But accident is just a clumsy and inadequately observed analog of the (extremely rational) scientific method. So...I'm not sold on this at all. Our mental tools of self-deception, avoidance, and the like can be explicitly battled, and to great advantage should we succeed. Further, if we do not engage in the battle, accident is little help: we can always rationalize away any inconvenient phenomenology using our powers of self-deception, avoidance, and so on.
So I agree that being phenomenologically experienced is an advantage in understanding things, but for the completely opposite reason: rationality has nothing to work with if you have no observations, nothing to reason from save preconceptions.
I also think you have it exactly backwards when it comes to what can challenge the power of the state. Monocultures, whether ecological or intellectual, are easier to manipulate, but less robust, almost universally. Dogmatic populism, random fads, even fake news can find much more purchase in a population of uniform and limited phenomenological experience than in a diverse intellectual ecosystem of either a wide range of highly limited experiences, or broadly possessed wide-ranging experience.
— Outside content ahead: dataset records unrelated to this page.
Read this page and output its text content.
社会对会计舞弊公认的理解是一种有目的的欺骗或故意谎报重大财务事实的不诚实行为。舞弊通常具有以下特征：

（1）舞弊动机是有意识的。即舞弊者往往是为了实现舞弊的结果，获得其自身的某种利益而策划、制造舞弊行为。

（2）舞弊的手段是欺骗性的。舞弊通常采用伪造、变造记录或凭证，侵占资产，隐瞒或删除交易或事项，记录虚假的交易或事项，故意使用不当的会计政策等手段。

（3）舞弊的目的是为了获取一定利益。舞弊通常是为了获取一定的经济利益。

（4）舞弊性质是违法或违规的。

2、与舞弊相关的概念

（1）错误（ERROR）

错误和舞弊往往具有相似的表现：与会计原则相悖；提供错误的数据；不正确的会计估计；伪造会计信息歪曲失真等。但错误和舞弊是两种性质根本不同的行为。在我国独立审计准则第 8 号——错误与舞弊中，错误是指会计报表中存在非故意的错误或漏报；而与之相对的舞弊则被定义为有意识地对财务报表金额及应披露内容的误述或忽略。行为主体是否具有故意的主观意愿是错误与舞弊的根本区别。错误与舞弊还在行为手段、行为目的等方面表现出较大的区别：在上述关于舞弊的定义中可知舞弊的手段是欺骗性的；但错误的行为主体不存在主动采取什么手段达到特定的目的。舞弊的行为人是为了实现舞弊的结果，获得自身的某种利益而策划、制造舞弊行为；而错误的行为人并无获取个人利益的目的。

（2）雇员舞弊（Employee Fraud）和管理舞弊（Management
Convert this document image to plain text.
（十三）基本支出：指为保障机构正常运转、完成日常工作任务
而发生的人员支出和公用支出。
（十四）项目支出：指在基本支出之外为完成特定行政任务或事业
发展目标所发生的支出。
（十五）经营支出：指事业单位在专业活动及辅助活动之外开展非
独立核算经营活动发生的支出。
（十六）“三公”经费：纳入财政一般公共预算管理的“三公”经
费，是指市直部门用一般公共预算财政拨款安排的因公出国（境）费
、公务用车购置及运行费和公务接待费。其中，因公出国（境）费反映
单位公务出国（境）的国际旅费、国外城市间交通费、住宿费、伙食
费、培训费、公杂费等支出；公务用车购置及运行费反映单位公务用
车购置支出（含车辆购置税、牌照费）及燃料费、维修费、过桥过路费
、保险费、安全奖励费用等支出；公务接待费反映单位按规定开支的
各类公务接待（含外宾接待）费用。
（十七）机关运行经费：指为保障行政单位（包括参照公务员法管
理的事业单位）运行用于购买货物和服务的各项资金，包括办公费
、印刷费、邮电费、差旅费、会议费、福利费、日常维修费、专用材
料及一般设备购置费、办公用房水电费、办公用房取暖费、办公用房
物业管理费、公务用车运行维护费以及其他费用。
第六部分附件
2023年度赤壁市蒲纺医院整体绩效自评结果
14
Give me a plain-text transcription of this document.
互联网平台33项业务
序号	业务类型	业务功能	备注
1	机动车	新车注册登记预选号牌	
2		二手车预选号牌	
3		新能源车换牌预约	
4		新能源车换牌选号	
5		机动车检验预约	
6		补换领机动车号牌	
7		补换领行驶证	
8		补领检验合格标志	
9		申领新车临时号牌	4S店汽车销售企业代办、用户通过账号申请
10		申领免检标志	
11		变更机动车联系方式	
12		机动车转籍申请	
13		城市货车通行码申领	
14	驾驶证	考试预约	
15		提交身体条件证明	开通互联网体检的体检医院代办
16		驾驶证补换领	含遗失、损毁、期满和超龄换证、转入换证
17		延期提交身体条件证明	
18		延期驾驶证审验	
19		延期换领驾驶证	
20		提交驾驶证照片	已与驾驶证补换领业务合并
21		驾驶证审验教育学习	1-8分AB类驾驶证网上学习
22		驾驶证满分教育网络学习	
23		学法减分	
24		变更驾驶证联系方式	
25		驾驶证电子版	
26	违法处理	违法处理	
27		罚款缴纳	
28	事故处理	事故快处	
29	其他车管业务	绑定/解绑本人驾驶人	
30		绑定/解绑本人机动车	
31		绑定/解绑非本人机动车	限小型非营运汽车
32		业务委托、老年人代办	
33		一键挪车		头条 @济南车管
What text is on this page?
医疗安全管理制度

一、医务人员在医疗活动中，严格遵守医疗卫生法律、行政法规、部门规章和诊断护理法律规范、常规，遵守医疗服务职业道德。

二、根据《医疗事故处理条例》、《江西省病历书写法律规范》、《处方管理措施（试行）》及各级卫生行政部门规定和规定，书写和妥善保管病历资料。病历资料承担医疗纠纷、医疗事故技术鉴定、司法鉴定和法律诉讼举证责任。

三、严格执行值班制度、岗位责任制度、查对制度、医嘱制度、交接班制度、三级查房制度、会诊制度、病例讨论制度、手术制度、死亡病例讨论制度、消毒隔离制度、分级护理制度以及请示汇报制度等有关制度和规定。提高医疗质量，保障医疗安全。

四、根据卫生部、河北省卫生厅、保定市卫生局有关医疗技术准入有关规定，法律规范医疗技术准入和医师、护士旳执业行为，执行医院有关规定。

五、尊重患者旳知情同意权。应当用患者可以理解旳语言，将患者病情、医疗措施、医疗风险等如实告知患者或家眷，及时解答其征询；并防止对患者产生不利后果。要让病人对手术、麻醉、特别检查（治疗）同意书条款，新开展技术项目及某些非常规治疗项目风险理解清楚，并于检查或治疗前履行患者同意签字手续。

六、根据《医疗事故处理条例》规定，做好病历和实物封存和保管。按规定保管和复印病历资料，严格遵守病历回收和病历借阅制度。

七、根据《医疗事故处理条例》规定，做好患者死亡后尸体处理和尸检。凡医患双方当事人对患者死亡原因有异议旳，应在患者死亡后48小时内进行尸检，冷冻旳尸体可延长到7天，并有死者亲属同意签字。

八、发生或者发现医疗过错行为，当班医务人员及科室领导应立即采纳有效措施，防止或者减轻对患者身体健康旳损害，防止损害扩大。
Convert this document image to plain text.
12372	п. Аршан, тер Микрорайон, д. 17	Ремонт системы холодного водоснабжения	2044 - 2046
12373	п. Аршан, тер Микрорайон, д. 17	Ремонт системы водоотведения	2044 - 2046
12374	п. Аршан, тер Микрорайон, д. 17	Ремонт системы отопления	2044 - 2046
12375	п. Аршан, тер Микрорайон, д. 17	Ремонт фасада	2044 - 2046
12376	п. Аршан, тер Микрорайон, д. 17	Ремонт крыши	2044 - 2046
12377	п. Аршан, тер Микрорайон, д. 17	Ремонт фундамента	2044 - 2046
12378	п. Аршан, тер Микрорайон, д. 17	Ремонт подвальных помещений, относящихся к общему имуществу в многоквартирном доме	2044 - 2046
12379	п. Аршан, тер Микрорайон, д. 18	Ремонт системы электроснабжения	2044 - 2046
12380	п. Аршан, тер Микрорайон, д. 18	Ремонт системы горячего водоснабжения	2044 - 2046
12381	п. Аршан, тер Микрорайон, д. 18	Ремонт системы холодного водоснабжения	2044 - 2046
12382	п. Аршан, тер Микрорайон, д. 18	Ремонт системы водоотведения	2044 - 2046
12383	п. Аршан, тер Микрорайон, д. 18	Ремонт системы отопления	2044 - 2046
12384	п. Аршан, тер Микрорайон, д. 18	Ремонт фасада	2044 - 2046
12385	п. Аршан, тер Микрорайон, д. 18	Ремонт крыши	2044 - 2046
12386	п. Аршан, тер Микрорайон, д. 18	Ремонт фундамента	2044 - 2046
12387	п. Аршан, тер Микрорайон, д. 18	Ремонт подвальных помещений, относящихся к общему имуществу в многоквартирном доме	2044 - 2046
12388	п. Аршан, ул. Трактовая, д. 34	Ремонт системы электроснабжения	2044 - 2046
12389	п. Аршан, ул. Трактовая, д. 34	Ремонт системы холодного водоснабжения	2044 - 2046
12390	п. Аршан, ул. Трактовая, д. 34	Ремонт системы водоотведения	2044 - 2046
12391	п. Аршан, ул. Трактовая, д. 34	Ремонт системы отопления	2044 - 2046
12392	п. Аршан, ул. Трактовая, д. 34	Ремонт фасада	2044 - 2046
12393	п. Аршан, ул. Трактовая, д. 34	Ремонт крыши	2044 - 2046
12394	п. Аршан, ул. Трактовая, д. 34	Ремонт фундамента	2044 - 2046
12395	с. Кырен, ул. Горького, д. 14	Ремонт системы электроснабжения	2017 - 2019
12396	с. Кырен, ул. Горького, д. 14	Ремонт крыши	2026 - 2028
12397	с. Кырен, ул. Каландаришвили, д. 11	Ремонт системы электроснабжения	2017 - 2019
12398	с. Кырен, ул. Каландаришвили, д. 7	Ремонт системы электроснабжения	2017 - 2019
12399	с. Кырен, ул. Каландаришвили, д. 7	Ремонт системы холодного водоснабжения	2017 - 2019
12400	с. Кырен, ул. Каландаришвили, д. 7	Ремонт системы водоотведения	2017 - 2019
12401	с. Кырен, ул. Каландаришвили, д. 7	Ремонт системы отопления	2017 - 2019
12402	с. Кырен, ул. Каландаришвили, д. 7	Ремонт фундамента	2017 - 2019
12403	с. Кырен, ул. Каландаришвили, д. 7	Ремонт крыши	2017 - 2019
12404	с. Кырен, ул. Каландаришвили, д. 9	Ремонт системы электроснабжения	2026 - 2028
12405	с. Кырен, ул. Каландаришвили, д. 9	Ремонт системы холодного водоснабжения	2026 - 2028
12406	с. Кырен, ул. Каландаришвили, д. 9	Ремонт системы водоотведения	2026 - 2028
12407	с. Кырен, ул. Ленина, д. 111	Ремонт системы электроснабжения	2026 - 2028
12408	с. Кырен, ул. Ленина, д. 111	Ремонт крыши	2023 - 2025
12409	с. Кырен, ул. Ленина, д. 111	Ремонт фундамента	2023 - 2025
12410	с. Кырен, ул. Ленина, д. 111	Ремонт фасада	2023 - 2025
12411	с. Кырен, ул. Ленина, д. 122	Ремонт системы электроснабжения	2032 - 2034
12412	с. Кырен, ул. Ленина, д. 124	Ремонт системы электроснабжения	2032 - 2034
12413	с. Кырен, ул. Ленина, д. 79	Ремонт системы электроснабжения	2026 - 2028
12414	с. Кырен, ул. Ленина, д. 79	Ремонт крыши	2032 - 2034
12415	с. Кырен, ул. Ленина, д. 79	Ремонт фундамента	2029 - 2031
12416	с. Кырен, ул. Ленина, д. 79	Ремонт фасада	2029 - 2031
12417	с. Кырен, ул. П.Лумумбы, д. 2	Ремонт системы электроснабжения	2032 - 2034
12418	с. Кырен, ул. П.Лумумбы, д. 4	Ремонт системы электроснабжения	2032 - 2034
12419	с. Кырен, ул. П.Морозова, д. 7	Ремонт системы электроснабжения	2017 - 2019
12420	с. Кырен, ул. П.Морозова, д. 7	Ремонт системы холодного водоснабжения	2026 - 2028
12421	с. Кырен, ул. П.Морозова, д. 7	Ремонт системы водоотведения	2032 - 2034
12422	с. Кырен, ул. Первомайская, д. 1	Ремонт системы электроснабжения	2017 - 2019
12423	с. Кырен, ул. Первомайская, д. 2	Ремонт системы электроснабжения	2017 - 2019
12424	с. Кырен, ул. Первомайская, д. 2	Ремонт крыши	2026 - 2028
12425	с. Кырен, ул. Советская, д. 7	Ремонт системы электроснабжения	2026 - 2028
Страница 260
So it's something of a Faustian bargain: a state threatens its own ongoing existence in order to gain greater control over the population. Or, if it's accidental, there's no bargain, but the result is the same--the state has greater potential to manipulate the population, but also greater potential to be overthrown by a manipulated or self-organizing population. (C.f. Jan 6, the Big Lie, etc..)
Finally, you seem to have a conception of rationality as a particularly stupid and short-sighted instrument, conflating both the impulse to be rational and the enactment of rational thought into one thing. The two are, at times, at odds: enactment of rational thought requires true premises, but it's a pain to get true premises, so our laziness may lead us to reject inconvenient truths as wrong so we can more easily indulge our impulse to be rational. Bundling it all under "rationality"--especially when you seem to mean the rational impulse more than the practice of rational thought--serves primarily to confuse the issue and unfairly denigrate the properties and advantages of rationality.